Edit 2 - sc = SparkContext(appName="PythonSentimentAnalysis") sqlCtx = HiveContext(sc)
filenameAFINN = "/home/cloudera/Desktop/TwitterSentimentAnalysis/AFINN/AFINN-111.txt"
afinn = dict(map(lambda (w, s): (w, int(s)), [ ws.strip().split('\t') for ws in open(filenameAFINN) ]))
filenameCandidate = "file:///home/cloudera/Desktop/TwitterSentimentAnalysis/Candidates/Candidate Mapping.txt"

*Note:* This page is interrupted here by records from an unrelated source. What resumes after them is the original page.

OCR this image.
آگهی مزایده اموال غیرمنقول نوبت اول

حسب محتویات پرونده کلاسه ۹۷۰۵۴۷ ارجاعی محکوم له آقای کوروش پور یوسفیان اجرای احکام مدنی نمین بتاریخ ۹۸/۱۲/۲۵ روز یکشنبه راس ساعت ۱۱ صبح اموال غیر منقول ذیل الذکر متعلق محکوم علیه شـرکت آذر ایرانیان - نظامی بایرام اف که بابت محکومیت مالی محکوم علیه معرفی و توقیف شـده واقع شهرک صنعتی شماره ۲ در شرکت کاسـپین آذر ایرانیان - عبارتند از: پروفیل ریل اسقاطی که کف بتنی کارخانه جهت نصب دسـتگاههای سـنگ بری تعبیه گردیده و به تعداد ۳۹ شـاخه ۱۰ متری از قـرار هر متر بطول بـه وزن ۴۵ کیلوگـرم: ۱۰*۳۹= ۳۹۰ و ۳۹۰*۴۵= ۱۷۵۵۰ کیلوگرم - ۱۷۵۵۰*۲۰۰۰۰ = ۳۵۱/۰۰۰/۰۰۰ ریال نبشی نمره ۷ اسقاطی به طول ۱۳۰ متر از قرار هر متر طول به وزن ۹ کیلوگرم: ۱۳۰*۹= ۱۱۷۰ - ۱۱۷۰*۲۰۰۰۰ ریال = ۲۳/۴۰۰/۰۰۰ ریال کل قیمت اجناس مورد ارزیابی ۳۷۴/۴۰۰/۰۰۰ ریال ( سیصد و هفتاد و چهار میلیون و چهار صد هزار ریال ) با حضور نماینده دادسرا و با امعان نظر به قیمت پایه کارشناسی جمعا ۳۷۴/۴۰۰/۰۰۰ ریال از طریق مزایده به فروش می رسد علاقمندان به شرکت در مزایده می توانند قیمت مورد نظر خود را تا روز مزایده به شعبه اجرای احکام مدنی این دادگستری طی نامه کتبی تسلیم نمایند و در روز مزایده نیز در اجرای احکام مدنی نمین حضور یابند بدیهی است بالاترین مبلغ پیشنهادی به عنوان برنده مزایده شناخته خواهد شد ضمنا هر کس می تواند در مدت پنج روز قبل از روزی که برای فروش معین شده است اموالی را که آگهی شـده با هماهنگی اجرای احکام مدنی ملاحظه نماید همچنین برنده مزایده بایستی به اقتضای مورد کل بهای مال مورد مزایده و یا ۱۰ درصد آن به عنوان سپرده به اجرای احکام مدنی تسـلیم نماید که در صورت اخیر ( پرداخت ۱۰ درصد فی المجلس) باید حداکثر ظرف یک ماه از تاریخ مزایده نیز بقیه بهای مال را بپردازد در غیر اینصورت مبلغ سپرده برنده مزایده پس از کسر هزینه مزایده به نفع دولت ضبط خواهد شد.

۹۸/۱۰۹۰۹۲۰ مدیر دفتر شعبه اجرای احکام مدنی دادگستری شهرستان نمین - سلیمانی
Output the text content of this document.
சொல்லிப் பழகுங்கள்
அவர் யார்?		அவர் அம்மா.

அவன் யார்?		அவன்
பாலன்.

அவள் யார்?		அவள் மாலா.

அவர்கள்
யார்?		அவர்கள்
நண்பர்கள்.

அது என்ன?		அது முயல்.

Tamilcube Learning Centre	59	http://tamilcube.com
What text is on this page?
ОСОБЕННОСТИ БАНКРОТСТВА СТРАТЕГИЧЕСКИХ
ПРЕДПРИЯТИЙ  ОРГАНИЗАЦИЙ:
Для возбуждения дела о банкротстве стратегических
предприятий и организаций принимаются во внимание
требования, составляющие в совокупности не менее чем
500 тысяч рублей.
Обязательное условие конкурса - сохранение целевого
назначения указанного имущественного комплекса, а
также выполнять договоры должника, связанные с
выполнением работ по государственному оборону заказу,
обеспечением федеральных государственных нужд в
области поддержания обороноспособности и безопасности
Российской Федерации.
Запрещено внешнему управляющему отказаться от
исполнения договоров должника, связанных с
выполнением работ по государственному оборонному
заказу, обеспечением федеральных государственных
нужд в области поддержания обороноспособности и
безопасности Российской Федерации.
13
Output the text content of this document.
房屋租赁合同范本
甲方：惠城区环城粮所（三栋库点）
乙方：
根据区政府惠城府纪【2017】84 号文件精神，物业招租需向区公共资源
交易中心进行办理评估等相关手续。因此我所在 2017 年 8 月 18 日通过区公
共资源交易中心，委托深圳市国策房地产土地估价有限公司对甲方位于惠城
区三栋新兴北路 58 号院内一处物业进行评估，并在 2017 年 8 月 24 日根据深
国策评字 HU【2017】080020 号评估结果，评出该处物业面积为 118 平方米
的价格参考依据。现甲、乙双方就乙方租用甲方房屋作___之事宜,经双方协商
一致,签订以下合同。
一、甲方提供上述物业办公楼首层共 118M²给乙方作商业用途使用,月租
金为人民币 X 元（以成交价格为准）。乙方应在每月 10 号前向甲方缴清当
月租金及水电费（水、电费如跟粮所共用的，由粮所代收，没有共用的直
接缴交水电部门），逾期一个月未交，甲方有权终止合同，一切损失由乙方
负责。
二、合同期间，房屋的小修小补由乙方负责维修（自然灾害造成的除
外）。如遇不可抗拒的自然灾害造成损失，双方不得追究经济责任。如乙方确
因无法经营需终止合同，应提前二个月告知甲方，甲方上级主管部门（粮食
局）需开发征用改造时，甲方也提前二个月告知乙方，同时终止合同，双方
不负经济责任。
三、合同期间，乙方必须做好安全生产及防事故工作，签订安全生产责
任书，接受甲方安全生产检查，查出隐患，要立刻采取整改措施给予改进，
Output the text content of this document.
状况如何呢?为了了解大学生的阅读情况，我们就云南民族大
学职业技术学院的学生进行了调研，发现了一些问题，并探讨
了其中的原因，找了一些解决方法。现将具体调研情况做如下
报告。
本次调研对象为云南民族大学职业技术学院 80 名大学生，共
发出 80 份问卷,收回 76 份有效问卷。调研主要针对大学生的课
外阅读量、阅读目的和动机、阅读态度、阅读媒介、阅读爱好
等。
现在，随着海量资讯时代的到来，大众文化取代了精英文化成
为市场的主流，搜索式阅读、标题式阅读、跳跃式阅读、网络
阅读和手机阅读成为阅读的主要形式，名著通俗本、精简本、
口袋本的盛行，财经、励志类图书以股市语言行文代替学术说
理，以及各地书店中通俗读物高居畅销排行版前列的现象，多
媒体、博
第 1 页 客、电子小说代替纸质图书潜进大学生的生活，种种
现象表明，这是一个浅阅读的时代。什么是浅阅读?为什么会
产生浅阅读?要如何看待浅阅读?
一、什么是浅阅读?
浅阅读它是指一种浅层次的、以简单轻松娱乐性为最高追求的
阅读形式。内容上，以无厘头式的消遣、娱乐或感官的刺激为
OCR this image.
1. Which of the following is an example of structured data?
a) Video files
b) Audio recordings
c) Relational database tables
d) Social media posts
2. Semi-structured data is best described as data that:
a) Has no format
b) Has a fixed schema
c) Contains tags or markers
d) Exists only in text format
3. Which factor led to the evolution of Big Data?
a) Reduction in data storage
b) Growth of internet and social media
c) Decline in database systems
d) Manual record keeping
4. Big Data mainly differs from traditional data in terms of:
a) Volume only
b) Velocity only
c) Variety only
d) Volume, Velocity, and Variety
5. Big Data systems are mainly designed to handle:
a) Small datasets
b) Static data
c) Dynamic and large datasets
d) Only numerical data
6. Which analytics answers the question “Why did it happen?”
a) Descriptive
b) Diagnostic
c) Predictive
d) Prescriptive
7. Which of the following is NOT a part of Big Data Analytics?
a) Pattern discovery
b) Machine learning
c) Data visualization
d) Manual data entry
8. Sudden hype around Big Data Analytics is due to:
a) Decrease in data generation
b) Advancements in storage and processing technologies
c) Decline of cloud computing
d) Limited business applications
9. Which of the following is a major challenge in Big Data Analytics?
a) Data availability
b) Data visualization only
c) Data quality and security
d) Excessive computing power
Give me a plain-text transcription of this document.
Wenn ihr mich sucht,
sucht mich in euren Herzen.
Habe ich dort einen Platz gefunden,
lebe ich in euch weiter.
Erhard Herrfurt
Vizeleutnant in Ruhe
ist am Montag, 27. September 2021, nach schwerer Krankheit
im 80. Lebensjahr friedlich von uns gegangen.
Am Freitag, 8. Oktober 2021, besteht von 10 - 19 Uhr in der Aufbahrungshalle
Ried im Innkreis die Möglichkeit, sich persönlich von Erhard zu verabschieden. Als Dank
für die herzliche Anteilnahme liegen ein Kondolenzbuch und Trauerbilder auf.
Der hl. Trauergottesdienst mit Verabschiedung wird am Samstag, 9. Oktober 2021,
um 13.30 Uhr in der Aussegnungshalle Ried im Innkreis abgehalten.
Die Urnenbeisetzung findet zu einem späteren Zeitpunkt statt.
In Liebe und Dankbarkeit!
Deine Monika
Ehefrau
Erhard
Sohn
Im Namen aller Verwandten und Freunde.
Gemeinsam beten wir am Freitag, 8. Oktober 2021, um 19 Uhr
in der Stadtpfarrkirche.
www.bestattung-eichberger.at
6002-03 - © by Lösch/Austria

candidates = sc.textFile(filenameCandidate).map(lambda x: (x.strip().split(",")[0],x.strip().split(","))) \
.flatMapValues(lambda x:x).map(lambda y: (y[1],y[0])).distinct()
pattern_split = re.compile(r"\W+")
tweets = sqlCtx.sql("select id, text, entities.user_mentions.name from incremental_tweets")
def sentiment(text):
words = pattern_split.split(text.lower())
sentiments = map(lambda word: afinn.get(word, 0), words)
if sentiments:
sentiment = float(sum(sentiments))/math.sqrt(len(sentiments))
else:
sentiment = 0
return sentiment
sentimentTuple = tweets.rdd.map(lambda r: [r.id, r.text, r.name]) \
.map(lambda r: [sentiment(r[1]),r[2]]) \
.flatMapValues(lambda x: x) \
.map(lambda y: (y[1],y[0])) \
.reduceByKey(lambda x, y: x+y) \
.sortByKey(ascending=True)
scoreDF = sentimentTuple.join(candidates) \
.map(lambda (x,y): (y[1],y[0])) \
.reduceByKey(lambda a,b: a+b) \
.toDF()
scoreRenameDF = scoreDF.withColumnRenamed("_1","Candidate").withColumnRenamed("_2","Score")
sqlCtx.registerDataFrameAsTable(scoreRenameDF, "SCORE_TEMP")
sqlCtx.sql("INSERT OVERWRITE TABLE candidate_score SELECT Candidate, Score FROM SCORE_TEMP")
Upvotes: 0
Views: 918
Reputation: 33
Try to check the intermediate RDDs by using below code, if they are created properly:
for i in rdd.take(10): print(i)
This will show first 10 entries of your RDD
Upvotes: 0